Member of Parliament for Swift Current
- In office June 1949 – June 1953
- Preceded by: Thomas John Bentley
- Succeeded by: Irvin Studer

Personal details
- Born: 4 July 1909 Pasqua, Saskatchewan, Canada
- Died: 18 May 1984 (aged 74) Delta, British Columbia, Canada
- Party: Liberal
- Spouse(s): E. Marguerite McWilliam m. 15 December 1938
- Profession: Farmer

= Harry Whiteside =

Canadian politician

Harry Bayne Whiteside (4 July 1909 - 18 May 1984) was a Liberal party member of the House of Commons of Canada. He was born in Pasqua, Saskatchewan and became a farmer by career.

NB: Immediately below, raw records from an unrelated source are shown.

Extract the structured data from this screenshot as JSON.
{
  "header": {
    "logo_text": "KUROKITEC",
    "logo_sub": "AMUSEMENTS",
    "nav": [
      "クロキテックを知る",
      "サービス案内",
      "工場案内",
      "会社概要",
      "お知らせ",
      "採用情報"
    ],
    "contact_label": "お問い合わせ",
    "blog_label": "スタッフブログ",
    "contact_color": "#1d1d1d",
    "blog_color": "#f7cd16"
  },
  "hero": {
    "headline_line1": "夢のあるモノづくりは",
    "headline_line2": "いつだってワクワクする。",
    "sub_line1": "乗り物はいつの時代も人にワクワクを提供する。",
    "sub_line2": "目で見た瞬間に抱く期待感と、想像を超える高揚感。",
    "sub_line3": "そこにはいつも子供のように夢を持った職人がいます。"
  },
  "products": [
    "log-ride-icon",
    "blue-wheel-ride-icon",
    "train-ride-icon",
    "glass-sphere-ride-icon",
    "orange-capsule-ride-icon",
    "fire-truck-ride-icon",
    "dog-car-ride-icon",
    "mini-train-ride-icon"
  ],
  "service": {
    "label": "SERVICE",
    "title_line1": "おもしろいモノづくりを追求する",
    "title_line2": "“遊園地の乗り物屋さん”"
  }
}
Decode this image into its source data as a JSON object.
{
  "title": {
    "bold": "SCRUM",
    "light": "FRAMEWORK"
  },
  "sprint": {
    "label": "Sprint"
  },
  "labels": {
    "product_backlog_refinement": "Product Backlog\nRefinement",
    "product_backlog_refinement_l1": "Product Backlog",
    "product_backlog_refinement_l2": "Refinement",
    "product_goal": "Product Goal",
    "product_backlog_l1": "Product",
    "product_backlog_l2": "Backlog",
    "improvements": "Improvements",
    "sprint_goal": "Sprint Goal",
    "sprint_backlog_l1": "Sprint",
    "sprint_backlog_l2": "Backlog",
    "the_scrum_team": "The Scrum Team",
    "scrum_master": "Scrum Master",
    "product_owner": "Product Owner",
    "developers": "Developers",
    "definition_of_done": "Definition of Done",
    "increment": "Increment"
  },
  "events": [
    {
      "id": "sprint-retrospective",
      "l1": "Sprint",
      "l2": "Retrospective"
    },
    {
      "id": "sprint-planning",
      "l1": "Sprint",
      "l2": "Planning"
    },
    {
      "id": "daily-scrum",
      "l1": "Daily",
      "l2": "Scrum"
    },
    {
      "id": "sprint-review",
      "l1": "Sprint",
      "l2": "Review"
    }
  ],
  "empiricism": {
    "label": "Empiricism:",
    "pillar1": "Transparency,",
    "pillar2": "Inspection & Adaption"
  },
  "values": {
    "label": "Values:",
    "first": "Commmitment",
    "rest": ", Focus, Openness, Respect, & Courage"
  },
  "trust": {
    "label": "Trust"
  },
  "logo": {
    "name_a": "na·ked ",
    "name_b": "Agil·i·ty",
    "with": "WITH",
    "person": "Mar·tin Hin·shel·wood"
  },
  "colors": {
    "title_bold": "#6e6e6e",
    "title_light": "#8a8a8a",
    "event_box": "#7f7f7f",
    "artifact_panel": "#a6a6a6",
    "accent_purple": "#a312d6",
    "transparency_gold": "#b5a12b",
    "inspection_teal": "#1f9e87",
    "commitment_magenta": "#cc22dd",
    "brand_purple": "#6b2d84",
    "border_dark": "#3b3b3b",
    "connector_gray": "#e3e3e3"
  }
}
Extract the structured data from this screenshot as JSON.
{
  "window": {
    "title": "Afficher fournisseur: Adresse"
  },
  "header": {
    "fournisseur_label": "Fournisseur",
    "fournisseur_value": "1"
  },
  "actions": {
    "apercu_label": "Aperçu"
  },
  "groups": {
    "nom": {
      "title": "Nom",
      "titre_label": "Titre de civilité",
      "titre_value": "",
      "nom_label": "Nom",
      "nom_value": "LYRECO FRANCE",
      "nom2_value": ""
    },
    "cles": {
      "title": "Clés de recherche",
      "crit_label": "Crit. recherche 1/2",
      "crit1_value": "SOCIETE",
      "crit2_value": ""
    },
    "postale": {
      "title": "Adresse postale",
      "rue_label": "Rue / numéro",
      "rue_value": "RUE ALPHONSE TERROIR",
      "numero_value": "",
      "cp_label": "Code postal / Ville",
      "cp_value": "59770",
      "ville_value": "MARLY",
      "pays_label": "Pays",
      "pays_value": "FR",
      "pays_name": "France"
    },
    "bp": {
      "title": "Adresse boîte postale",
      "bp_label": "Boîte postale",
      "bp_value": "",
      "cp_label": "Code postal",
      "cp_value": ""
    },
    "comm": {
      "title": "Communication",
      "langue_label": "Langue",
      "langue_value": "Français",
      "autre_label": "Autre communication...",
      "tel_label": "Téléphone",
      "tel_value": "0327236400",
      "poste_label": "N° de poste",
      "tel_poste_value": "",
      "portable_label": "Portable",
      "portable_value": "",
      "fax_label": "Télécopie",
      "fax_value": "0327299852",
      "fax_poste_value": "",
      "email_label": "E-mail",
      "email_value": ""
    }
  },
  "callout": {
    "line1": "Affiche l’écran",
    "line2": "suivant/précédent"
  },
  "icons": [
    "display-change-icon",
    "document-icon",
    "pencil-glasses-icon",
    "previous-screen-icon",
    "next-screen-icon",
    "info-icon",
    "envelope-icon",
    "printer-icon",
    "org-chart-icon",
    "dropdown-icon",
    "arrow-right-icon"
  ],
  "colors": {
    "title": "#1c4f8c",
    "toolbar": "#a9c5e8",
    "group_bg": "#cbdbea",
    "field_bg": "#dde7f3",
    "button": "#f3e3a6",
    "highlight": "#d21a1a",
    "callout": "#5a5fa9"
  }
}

Whiteside was educated in Sceptre, Saskatchewan and at Regina. From 1943 to 1945, he was a trustee for Sceptre School District #3678. After this until 1947, he was reeve of rural municipality Clinworth No. 230, Saskatchewan.

He was first elected to Parliament at the Swift Current riding in the 1949 general election. After completing his only federal term, the 21st Canadian Parliament, Whiteside did not seek another federal term in the 1953 election.

He died in Delta, British Columbia in 1984.